OK, a new answer to an old question but even more relevant now. The question you're asking has to do with finite precision, normally the domain of signal analysis and experimental mathematics.
Double precision (DP) floats let us pretend that finite precision problems don't exist, the same as we do with most real-world mathematical problems. In experimental math there is no pretending.
Single precision (SP) floats force us to consider quantization noise. If our machine learning models inherently reject noise, such as neural nets (NN), convolutional nets (CNN), residual nets (ResN), etc, then SP most often gives similar results to DP.
Half precision (HP) floats (now supported in cuda toolkit 7.5) require that quantization effects (noise and rounding) be considered. Most likely we'll soon see HP floats in the common machine learning toolkits.
There is recent work to create lower precision computations in floats as well as fixed precision numbers. Stochastic rounding has enabled convergence to procede with CNNs whereas the solution diverges without it. These papers will help you to improve your understanding of the problems with the use of finite precision numbers in machine learning.
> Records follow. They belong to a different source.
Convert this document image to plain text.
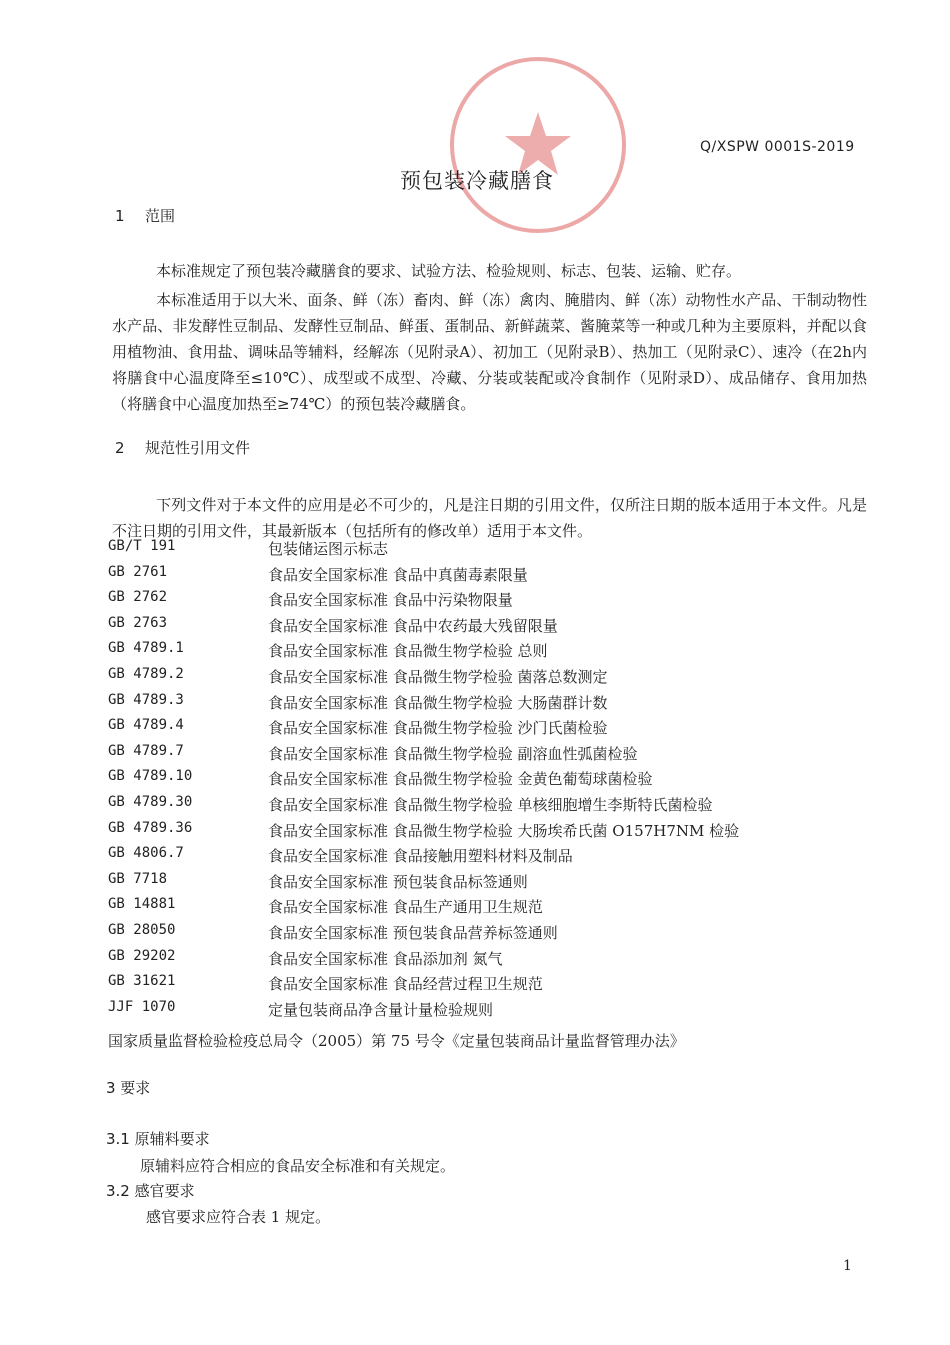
Q/XSPW 0001S-2019
预包装冷藏膳食
1 范围
本标准规定了预包装冷藏膳食的要求、试验方法、检验规则、标志、包装、运输、贮存。
本标准适用于以大米、面条、鲜（冻）畜肉、鲜（冻）禽肉、腌腊肉、鲜（冻）动物性水产品、干制动物性水产品、非发酵性豆制品、发酵性豆制品、鲜蛋、蛋制品、新鲜蔬菜、酱腌菜等一种或几种为主要原料，并配以食用植物油、食用盐、调味品等辅料，经解冻（见附录A）、初加工（见附录B）、热加工（见附录C）、速冷（在2h内将膳食中心温度降至≤10℃）、成型或不成型、冷藏、分装或装配或冷食制作（见附录D）、成品储存、食用加热（将膳食中心温度加热至≥74℃）的预包装冷藏膳食。
2 规范性引用文件
下列文件对于本文件的应用是必不可少的，凡是注日期的引用文件，仅所注日期的版本适用于本文件。凡是不注日期的引用文件，其最新版本（包括所有的修改单）适用于本文件。
GB/T 191	包装储运图示标志
GB 2761	食品安全国家标准 食品中真菌毒素限量
GB 2762	食品安全国家标准 食品中污染物限量
GB 2763	食品安全国家标准 食品中农药最大残留限量
GB 4789.1	食品安全国家标准 食品微生物学检验 总则
GB 4789.2	食品安全国家标准 食品微生物学检验 菌落总数测定
GB 4789.3	食品安全国家标准 食品微生物学检验 大肠菌群计数
GB 4789.4	食品安全国家标准 食品微生物学检验 沙门氏菌检验
GB 4789.7	食品安全国家标准 食品微生物学检验 副溶血性弧菌检验
GB 4789.10	食品安全国家标准 食品微生物学检验 金黄色葡萄球菌检验
GB 4789.30	食品安全国家标准 食品微生物学检验 单核细胞增生李斯特氏菌检验
GB 4789.36	食品安全国家标准 食品微生物学检验 大肠埃希氏菌 O157H7NM 检验
GB 4806.7	食品安全国家标准 食品接触用塑料材料及制品
GB 7718	食品安全国家标准 预包装食品标签通则
GB 14881	食品安全国家标准 食品生产通用卫生规范
GB 28050	食品安全国家标准 预包装食品营养标签通则
GB 29202	食品安全国家标准 食品添加剂 氮气
GB 31621	食品安全国家标准 食品经营过程卫生规范
JJF 1070	定量包装商品净含量计量检验规则
国家质量监督检验检疫总局令（2005）第 75 号令《定量包装商品计量监督管理办法》
3 要求
3.1 原辅料要求
原辅料应符合相应的食品安全标准和有关规定。
3.2 感官要求
感官要求应符合表 1 规定。
1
To address your questions:
SP is not so bad. As you point out it's twice as fast, but it also allows you to put more layers into memory. A bonus is in saving overhead getting data on and off the gpu. The faster computations and the lower overhead result in lower convergence times. That said, HP, for some problems, will be better in some parts of the network and not in others.
- It seems to me that many of the machine learning toolkits handle SPs and DPs. Perhaps someone else with a wider range of experience with the toolkits will add their nickle.
- Python will support what the gpu toolkit supports. You don't want to use python data types because then you'll be running an interpreted script on the cpu.
Note that the trend in neural networks now is to go with very deep layers, with runs of more than a few days common on the fastest gpu clusters.